You are baptized. You have been crucified with Christ, nailed to the cross of Jesus with the nails of faith. You bear the mark of the cross on your forehead and heart. This cross cannot condemn you, for “there is no condemnation for those who are in Christ Jesus.” God has provided a death in which you die before your physical death—a death that brings life both now and forever. You no longer live, but Christ lives in you, and the life you now live in your flesh you live by faith in the Son of God who loved you and gave Himself for you.
That means freedom. Freed from ourselves and from the Law’s condemnation we are free to live before God boldly and confidently, with crucified confidence and baptismal boldness. Since we’ve already lost our lives, what’s left to lose? The cross means that we boldly face the diagnosis of the Law and confidently confess our sins to be forgiven. Then, instead of making piddley excuses or kicking religious kitty litter over them to try a coverup, we call our sin—sin. It means that we boldly and unashamedly confess this crucified Christ to be our Savior from sin. It means that we boldly and confidently come to God through the Cross as dear children come to their dear Father and pray together with Jesus, “Our Father.” It means that we boldly face suffering with patience, and our death and the grave confident that even there the word of the Cross still says, “Jesus Christ is Lord.”
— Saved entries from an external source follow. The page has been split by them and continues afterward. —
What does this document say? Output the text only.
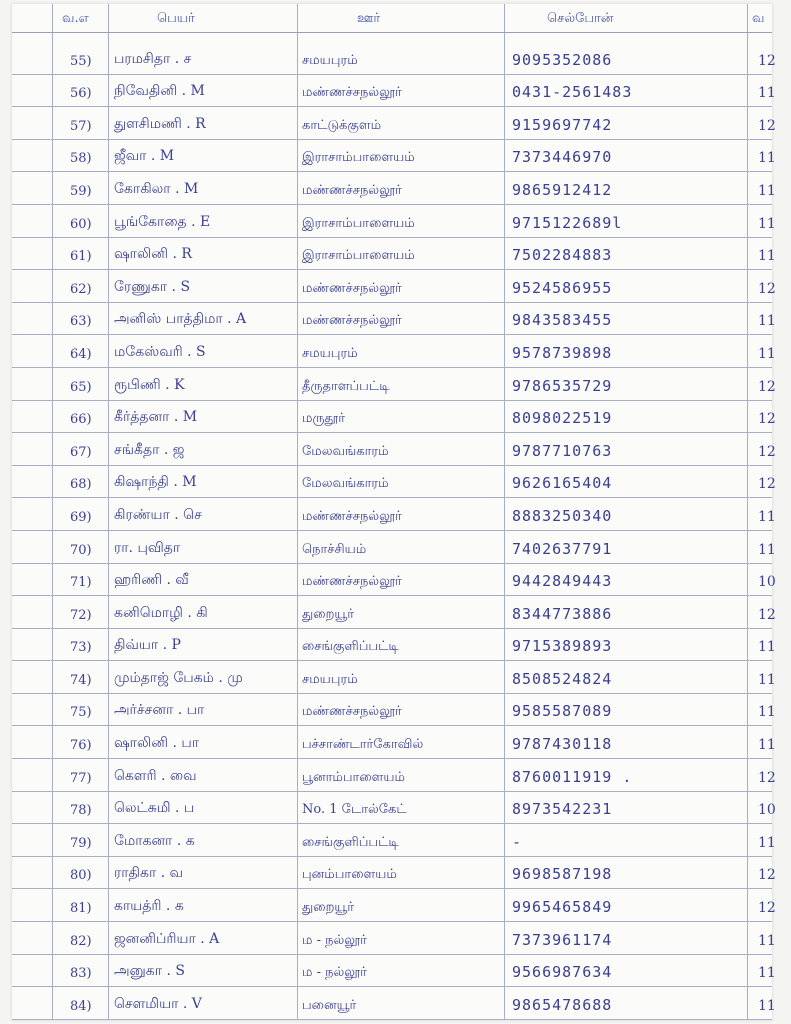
வ.எ	பெயர்	ஊர்	செல்போன்	வ
55) பரமசிதா . ச	சமயபுரம்	9095352086	12
56) நிவேதினி . M	மண்ணச்சநல்லூர்	0431-2561483	11
57) துளசிமணி . R	காட்டுக்குளம்	9159697742	12
58) ஜீவா . M	இராசாம்பாளையம்	7373446970	11
59) கோகிலா . M	மண்ணச்சநல்லூர்	9865912412	11
60) பூங்கோதை . E	இராசாம்பாளையம்	9715122689l	11
61) ஷாலினி . R	இராசாம்பாளையம்	7502284883	11
62) ரேணுகா . S	மண்ணச்சநல்லூர்	9524586955	12
63) அனிஸ் பாத்திமா . A	மண்ணச்சநல்லூர்	9843583455	11
64) மகேஸ்வரி . S	சமயபுரம்	9578739898	11
65) ரூபிணி . K	தீருதாளப்பட்டி	9786535729	12
66) கீர்த்தனா . M	மருதூர்	8098022519	12
67) சங்கீதா . ஜ	மேலவங்காரம்	9787710763	12
68) கிஷாந்தி . M	மேலவங்காரம்	9626165404	12
69) கிரண்யா . செ	மண்ணச்சநல்லூர்	8883250340	11
70) ரா. புவிதா	நொச்சியம்	7402637791	11
71) ஹரிணி . வீ	மண்ணச்சநல்லூர்	9442849443	10
72) கனிமொழி . கி	துறையூர்	8344773886	12
73) திவ்யா . P	சைங்குளிப்பட்டி	9715389893	11
74) மும்தாஜ் பேகம் . மு	சமயபுரம்	8508524824	11
75) அர்ச்சனா . பா	மண்ணச்சநல்லூர்	9585587089	11
76) ஷாலினி . பா	பச்சாண்டார்கோவில்	9787430118	11
77) கௌரி . வை	பூனாம்பாளையம்	8760011919 .	12
78) லெட்சுமி . ப	No. 1 டோல்கேட்	8973542231	10
79) மோகனா . க	சைங்குளிப்பட்டி	-	11
80) ராதிகா . வ	புனம்பாளையம்	9698587198	12
81) காயத்ரி . க	துறையூர்	9965465849	12
82) ஜனனிப்ரியா . A	ம - நல்லூர்	7373961174	11
83) அனுகா . S	ம - நல்லூர்	9566987634	11
84) சௌமியா . V	பனையூர்	9865478688	11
With such crucified confidence and baptismal boldness we are here this morning to feast on heavenly food, Calvary’s Passover Lamb, the communion meal of HisCross. Eating and drinking of our Lord’s Body and Blood, we show forth His death which has become our death, until “He comes inthe glory of His Father with the holy angels” to raise our bodies from the dead.
Being crucified with Jesus may not be the easiest way to live this life. But it’s the only way to die and live forever.